すなわち、本発明によれば、高純度金属、特に高純度シリコンを低価格で市場に供給することが可能となり、結晶シリコン材料なども低価格で供給することが可能となる。さらには、これらを太陽電池用基材として用いることにより、太陽電池を低価格で市場に供給することが可能となる。
【0017】
本発明の金属精製塊の検査方法は、金属精製塊外周面の表面の突起数密度を基準突起数密度と比較することで金属精製塊中の不純物含有量の良または不良を検査する場合に、基準突起数密度が3個/cm2以下である場合に、上記の優れた効果がより発揮される。
また、本発明の金属精製塊の検査方法は、金属精製塊外周面の表面の結晶粒径を基準結晶粒径と比較することで金属精製塊中の不純物含有量の良または不良を検査する場合に、基準結晶粒径が1mm以上である場合に、上記の優れた効果がより発揮される。
【0018】
さらに、本発明の金属精製塊の検査方法は、金属精製塊がシリコン精製塊である場合に、上記の優れた効果がより発揮される。
【図面の簡単な説明】
【0019】
【図1】本発明の金属精製塊の検査方法、(A)精製塊支持体を融液に接触させる前、(B)精製塊支持体を融液に接触させ、その表面に精製塊が析出している様子および(C)精製塊を融液から切り離した状態を示す模式図である。
【図2】結晶シリコンウエハを示す模式断面図である。
【図3】結晶シリコン太陽電池セルの形成工程(a)〜(i)を示す模式断面図である。
【図4】結晶シリコン太陽電池セルの受光面を示す模式平面図である。
【図5】結晶シリコン太陽電池モジュールを示す模式断面図である。
【発明を実施するための形態】
【0020】
(金属精製塊の検査方法)
本発明の金属精製塊の検査方法は、不純物を含む金属融液に精製塊支持体を接触させ、次いで凝固偏析により前記精製塊支持体の表面に析出させた前記金属融液の金属精製塊に含まれる不純物濃度により規定される前記金属精製塊の良または不良を、前記金属精製塊外周面の表面状態に基づいて検査することを特徴とする。

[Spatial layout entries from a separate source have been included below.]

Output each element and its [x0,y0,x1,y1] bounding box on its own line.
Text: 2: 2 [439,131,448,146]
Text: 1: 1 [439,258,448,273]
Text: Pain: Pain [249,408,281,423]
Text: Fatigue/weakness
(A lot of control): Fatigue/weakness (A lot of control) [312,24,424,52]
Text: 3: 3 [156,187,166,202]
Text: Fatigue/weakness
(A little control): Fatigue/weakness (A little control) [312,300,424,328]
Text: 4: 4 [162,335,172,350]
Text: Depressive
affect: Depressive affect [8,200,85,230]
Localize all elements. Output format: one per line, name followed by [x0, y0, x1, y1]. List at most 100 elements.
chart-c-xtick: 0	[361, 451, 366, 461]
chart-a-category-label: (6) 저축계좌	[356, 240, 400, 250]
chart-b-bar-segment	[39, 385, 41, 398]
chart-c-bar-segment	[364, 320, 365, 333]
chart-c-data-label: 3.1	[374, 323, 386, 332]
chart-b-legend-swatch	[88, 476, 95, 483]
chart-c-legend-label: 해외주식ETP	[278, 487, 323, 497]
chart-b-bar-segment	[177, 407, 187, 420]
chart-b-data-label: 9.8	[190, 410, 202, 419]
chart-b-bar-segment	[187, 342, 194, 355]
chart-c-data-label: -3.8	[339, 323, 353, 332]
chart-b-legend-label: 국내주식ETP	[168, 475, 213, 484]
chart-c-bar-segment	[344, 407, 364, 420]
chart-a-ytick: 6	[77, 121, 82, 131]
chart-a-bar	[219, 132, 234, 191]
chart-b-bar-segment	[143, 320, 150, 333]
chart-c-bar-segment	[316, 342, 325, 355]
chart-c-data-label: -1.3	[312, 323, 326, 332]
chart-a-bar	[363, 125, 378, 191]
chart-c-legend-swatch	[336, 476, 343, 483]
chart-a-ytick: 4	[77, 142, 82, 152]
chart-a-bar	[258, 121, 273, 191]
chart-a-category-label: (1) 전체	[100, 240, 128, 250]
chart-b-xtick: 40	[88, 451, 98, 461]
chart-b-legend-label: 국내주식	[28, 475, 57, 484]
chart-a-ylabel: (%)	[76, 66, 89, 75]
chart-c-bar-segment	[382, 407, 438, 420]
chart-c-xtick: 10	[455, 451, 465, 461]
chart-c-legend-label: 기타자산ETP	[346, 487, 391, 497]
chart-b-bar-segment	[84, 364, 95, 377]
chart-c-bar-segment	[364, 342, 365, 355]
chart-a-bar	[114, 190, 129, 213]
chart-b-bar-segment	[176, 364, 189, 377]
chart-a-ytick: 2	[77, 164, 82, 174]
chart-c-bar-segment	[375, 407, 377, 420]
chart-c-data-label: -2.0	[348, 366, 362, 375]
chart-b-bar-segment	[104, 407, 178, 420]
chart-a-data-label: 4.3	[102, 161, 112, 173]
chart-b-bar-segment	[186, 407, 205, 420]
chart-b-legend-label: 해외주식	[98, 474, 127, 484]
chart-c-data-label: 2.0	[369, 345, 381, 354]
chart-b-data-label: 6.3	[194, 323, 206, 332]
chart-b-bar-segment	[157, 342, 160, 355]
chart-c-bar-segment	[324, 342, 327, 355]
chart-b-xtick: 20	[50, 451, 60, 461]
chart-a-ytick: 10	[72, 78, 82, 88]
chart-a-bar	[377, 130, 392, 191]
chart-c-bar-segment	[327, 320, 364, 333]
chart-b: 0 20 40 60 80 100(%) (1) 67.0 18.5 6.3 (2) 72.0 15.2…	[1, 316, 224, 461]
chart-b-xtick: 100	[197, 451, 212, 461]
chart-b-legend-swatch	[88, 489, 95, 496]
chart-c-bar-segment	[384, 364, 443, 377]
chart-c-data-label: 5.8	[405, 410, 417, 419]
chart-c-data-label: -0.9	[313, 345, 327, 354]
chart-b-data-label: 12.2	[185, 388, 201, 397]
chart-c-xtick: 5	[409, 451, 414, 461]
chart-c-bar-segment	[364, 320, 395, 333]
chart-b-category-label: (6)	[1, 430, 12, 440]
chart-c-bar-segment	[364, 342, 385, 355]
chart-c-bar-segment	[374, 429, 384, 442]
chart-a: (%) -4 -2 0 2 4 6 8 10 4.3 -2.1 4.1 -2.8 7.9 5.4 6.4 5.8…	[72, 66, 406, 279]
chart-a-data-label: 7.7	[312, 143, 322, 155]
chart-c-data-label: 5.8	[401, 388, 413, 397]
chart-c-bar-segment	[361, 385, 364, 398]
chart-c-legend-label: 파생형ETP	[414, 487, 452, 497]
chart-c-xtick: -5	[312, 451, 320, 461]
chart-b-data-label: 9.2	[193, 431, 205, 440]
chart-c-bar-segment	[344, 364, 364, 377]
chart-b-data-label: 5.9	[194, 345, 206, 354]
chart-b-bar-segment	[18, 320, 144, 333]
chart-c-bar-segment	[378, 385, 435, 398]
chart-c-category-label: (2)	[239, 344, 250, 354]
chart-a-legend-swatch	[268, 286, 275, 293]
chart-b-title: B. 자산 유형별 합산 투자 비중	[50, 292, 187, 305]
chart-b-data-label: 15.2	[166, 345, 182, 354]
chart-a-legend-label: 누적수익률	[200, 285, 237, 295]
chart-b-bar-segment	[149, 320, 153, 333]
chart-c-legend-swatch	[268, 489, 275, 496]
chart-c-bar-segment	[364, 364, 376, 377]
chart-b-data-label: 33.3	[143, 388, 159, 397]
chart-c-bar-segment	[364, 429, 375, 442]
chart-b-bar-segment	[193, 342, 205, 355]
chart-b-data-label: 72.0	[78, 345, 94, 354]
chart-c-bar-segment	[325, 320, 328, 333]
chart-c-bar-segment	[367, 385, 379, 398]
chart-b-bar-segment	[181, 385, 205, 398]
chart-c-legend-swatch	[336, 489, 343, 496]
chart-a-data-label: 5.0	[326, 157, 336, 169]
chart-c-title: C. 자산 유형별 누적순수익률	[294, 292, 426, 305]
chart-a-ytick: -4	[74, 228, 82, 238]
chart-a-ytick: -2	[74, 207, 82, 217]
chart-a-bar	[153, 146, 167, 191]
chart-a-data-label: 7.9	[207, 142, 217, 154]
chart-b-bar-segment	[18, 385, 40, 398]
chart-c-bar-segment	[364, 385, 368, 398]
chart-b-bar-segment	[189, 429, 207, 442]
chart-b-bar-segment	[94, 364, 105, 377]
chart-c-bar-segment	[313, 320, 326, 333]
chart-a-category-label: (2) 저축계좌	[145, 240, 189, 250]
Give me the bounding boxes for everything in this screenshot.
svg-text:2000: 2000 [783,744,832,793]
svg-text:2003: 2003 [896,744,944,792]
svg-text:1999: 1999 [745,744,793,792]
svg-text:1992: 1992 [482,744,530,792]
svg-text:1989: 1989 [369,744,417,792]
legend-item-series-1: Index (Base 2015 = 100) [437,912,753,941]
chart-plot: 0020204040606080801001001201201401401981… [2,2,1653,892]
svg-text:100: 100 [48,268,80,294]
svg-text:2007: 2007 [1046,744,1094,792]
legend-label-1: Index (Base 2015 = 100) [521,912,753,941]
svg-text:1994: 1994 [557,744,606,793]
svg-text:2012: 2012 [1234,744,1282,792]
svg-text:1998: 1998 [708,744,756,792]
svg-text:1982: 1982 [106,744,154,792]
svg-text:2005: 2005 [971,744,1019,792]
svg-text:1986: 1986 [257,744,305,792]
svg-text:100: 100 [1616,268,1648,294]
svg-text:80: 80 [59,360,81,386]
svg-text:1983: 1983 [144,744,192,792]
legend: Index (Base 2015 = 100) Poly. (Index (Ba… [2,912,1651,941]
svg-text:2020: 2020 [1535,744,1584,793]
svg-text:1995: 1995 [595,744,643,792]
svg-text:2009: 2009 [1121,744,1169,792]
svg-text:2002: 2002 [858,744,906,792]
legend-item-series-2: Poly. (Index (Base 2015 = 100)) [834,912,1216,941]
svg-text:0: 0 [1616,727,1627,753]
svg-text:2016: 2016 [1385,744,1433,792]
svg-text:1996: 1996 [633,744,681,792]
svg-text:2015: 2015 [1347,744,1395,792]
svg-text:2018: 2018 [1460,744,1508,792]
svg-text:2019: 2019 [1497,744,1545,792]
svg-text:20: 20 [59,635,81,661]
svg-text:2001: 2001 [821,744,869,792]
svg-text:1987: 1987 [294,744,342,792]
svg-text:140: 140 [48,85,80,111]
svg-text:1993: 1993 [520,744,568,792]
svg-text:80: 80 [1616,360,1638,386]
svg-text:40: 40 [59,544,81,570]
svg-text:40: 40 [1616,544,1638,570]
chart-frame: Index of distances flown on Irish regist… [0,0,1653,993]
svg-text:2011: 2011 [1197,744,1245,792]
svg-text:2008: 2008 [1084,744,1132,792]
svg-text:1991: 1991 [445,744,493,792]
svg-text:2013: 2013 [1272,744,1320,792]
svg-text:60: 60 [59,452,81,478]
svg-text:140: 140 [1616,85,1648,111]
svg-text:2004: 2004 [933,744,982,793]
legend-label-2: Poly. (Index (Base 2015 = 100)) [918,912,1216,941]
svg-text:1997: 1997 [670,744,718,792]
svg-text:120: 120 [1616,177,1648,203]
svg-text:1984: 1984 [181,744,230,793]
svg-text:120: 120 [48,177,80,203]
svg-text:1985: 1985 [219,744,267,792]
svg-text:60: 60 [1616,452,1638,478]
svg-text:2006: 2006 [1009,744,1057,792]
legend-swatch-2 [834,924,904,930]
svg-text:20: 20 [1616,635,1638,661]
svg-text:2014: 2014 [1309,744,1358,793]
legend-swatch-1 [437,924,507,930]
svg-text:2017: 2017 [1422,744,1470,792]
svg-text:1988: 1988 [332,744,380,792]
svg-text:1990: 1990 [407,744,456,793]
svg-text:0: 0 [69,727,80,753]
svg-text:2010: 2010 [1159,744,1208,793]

ここで、「金属精製塊外周面」とは、金属精製塊のうち、金属融液からの引き上げ(切り離し)前に金属融液に接触していた部分を意味する。検査においては、その部分の全面であっても、その一部であってもよい。
【0021】
本発明者らは、表面状態に基づく検査の中でも、特に表面の突起数密度および結晶粒径が最も検査項目として適していることを見出し、かつそのメカニズムの概略を特定した。
以下、一例として黒鉛坩堝中に保持したシリコン融液に精製塊支持体を接触させ、表面に精製塊を析出させた例について説明するが、本発明の金属精製塊の検査方法は、シリコンに限らず、後述する通り、広い金属−不純物系に対して適用可能である。
【0022】
シリコン中の不純物としては、簡単のため2種類とし、金属の一例として鉄と炭素(坩堝起因のものも含む)とする。
シリコンの精製では、精製塊の析出、シリコン原料の再投入、高温でのシリコン原料の融解、低温での保持、精製塊の析出という工程が繰り返される。シリコン精製塊中の鉄濃度は精製前のシリコン融液よりも低濃度であるため、精製工程の繰り返しと共に、シリコン融液中の鉄濃度は徐々に濃化(濃縮)されることになる。
また、シリコン原料中に不純物として炭素を含む場合も同様の現象が起こるが、シリコン原料中に炭素を含まない場合であっても、シリコン融液中の炭素の飽和濃度は高温になるほど高くなることから、高温でのシリコン融解時にシリコン融液中に溶け出した炭素が、低温保持の際に過飽和となり、炭化珪素(SiC)粒子として析出するという現象が起こる。
【0023】
本発明者らの知見によれば、炭化珪素粒子はシリコン融液中に浮遊し、何らかの原因で融液中の流れが変化したときに、シリコン精製塊に取り込まれる。また、シリコン精製塊に取り込まれた炭化珪素粒子は、シリコン精製塊を取り出しの際に、周囲のシリコンを伴って凝固し、突起として現れる。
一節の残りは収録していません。